Saturday, May 12, 2012

Retreat

I have been back from retreat for a few days. It always feels like a profound realization to do this and nearly impossible to say why. What do we do on retreat? We sit, we walk, we work, we eat, we sleep, we listen to instruction from a teacher, all while being as thoroughly conscious of what we are doing as we possibly can. So what?

Sitting meditation
It is immeasurably valuable to recognize the distinction between the small mind (mind, ego) and the larger mind (consciousness, awareness). The small mind plans and executes, is essential for day-to-day tasks. But the small mind has certain inherent limitations. It has little judgement and no wisdom. It has an unshakable belief in the proposition that getting things done is the essence of what it is to be a successful human being. In fact, it believes that the road to happiness, the only road to happiness, is in the doing of things, the achieving of goals, the reaching for and getting more, always more.

Now, one can see how practically necessary this small mind is. I could not write this blog, rent a car, brush my teeth, or lock the door without it. One of my former teachers tells of when he was a young monk and came back from Burma to the U.S. He was sitting in an airport, feeling all holy and above it all in his saffron robes. He went into a bathroom, used it, came back out and realized he had been in the women's restroom. It is wonderful to be immersed in consciousness, but the small mind is necessary to keep us from wandering away.
Eating meditation

 The larger consciousness contains and envelopes the small mind. It is expansive, vast, infinite. The space of the larger mind can absorb all the world has to offer without feeling cramped or crowded. It is ultimately accepting and benign. It is not spaciness or lack of awareness (despite the story above) but an acute realization of the underlying nature of things.

Here's the problem, though, and the crux of why retreat is so essential: the small mind believes it is in charge and that consciousness is superfluous, a luxury to be indulged after the to-do list is completed. This feeds into the Judeo-Christian sensibility in which many of us were raised ("finish your chores and you can have some dessert"). I would wager that nearly all persons in the West, and an overwhelming majority elsewhere, live with the belief that the small mind is all there is. Oh, we might touch something deeper from time to time: looking into the eyes of a newborn, standing by the sea, on top of a mountain, in true intimacy with another being, but there is an underlying assumption that this is extra and extraneous, not what life is really about.
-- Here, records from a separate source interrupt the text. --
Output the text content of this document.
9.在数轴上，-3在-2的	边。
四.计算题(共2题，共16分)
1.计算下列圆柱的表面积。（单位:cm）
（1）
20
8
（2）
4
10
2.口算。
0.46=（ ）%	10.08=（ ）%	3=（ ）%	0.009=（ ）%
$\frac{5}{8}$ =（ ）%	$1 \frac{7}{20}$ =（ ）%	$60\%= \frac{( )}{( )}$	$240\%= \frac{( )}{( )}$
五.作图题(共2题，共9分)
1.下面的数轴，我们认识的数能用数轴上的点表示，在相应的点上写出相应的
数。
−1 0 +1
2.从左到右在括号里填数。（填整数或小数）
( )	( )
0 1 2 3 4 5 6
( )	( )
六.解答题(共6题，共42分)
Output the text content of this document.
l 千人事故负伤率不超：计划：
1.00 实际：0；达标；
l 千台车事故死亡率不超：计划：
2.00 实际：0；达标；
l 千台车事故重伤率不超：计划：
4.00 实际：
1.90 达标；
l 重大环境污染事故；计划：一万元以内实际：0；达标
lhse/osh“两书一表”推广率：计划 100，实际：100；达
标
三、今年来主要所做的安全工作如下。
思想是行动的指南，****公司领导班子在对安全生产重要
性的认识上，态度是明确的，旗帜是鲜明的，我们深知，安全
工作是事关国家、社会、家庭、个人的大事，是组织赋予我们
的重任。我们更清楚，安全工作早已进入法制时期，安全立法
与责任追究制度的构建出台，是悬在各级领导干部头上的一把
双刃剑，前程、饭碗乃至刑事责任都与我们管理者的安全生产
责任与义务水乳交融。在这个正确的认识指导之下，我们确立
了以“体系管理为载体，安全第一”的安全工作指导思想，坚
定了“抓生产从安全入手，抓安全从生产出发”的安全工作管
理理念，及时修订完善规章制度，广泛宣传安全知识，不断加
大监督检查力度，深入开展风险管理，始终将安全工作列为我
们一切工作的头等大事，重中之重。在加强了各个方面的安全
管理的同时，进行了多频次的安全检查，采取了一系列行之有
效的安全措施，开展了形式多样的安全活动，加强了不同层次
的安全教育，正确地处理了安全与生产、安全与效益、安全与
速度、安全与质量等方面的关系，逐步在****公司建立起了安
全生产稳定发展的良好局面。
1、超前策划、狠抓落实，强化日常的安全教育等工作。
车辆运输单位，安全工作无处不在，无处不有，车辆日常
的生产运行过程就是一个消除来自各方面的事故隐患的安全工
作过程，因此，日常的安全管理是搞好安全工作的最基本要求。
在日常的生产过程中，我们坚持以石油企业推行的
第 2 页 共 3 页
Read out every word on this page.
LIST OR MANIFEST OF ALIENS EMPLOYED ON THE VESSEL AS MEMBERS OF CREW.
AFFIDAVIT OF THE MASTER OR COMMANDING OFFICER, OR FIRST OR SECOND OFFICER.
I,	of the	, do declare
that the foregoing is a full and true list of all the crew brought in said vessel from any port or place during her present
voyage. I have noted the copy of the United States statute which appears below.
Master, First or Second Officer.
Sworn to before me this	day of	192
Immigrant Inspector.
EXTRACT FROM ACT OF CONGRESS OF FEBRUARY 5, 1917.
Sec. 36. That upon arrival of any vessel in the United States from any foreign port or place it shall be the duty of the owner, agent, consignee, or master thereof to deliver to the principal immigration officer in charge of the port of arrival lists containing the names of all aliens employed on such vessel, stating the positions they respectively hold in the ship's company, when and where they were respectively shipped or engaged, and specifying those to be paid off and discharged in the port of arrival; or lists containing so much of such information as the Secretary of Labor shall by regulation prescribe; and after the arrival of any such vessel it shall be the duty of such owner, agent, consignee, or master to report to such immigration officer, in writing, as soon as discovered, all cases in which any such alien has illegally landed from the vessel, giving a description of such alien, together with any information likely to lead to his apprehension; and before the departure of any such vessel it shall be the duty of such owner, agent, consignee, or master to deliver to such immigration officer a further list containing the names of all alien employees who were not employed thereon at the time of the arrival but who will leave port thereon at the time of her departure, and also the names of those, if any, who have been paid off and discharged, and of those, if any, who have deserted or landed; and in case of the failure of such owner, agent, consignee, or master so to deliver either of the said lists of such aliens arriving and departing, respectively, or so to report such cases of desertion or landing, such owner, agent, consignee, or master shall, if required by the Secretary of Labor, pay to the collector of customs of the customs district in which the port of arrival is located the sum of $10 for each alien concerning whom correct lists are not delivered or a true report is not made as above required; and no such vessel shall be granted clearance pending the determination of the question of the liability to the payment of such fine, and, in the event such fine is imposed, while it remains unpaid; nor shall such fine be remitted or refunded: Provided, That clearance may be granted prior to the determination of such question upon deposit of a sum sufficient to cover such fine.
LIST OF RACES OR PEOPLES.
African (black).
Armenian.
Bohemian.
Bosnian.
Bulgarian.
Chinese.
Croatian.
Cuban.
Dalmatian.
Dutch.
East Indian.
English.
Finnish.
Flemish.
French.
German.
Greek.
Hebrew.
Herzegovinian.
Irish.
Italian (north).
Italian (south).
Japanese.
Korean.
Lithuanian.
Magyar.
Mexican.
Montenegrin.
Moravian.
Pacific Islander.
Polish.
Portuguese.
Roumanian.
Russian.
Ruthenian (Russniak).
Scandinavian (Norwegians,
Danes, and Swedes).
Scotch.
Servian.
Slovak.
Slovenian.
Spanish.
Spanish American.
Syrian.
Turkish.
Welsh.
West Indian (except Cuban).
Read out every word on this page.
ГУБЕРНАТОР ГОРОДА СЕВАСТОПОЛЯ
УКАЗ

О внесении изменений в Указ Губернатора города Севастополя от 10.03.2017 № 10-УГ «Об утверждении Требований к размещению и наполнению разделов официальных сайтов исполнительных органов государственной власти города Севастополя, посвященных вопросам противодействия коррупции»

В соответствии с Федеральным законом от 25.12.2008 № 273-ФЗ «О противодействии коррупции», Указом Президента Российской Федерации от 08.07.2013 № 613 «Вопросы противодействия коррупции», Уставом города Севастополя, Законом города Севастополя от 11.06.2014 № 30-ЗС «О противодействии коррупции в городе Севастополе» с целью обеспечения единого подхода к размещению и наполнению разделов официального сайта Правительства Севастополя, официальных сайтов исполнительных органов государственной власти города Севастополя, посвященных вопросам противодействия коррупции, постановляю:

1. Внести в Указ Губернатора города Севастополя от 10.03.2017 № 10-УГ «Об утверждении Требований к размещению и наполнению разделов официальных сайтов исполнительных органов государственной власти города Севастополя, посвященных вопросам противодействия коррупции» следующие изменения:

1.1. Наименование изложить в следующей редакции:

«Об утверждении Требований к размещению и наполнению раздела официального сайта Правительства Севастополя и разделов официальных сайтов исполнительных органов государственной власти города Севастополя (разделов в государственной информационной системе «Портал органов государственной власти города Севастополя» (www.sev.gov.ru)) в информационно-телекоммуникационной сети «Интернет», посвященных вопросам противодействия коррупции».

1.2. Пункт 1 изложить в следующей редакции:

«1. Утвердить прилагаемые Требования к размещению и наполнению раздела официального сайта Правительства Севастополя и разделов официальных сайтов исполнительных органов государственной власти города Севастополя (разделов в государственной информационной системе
Here's a question though: if happiness is just around the corner, why do we keep turning corners to find that it is just around the corner? This is dream logic, chasing the uncatchable unicorn but never giving up on the idea that it can be caught. Isn't it time we woke up?
Walking meditation

This is what retreat can demonstrate to us. When we can put down the lists and books and vapid speaking and smart phones and computers for a while we can clearly see that what creates all of the suffering in our lives is the fact that the small self is constantly yearning for the next thing to make it happy or fulfilled. It has an opinion on everything and everyone, is full of judgement and anger. It is constantly moving on to the next desire, even while still doing something else.

Remember that the Buddha said, "I have come to teach suffering and the end of suffering". He did not say, "I have come to teach suffering, the end of suffering, and how to be comfortable and charming and well-liked and successful". Here's the real truth: we will never, never, never, never make the small mind happy. It believes that after that ice cream cone it will finally be happy forever and has convinced us of this over and over, but it never is. Which is not to say there is anything wrong with ice cream, but it isn't really the answer to anything. Life is not about doing things, achieving things, or getting things. It is about opening your heart.

One of the qualities inherent to the small mind is extreme shortsightedness. Oh, yes, it plans for the future, but only with that extremely limited point of view which thinks that these plans will finally buy it the happiness it craves. Putting it in charge of our overall happiness is like putting a small child in charge of a nuclear power facility. The small mind does not have the perspective, experience, knowledge, or judgment to take on such a task. Eventually, inevitably, the meltdown will come.

A few things retreat is not: relaxing (it's hard work doing nothing), a time to figure things out (that's the small mind churning), social (noble silence includes avoiding eye contact as well as not speaking, writing, or reading—with some exceptions). It is fairly common for those who have never been on retreat to ask, "Don't you get bored?" Here is the truth of it, an insight that came to me on this retreat: only the small mind becomes bored. In fact, part of what we are doing with the repetitive tasks in a retreat—watching our breath, noting our steps while walking, being fully aware of what we are doing while eating—is giving the small mind a task that fully absorbs it so the larger mind has a change to emerge. In any case, though, the answer is, no, retreat is not boring. It is the most fascinating investigation one can do into what makes up this humanness with which we have been gifted.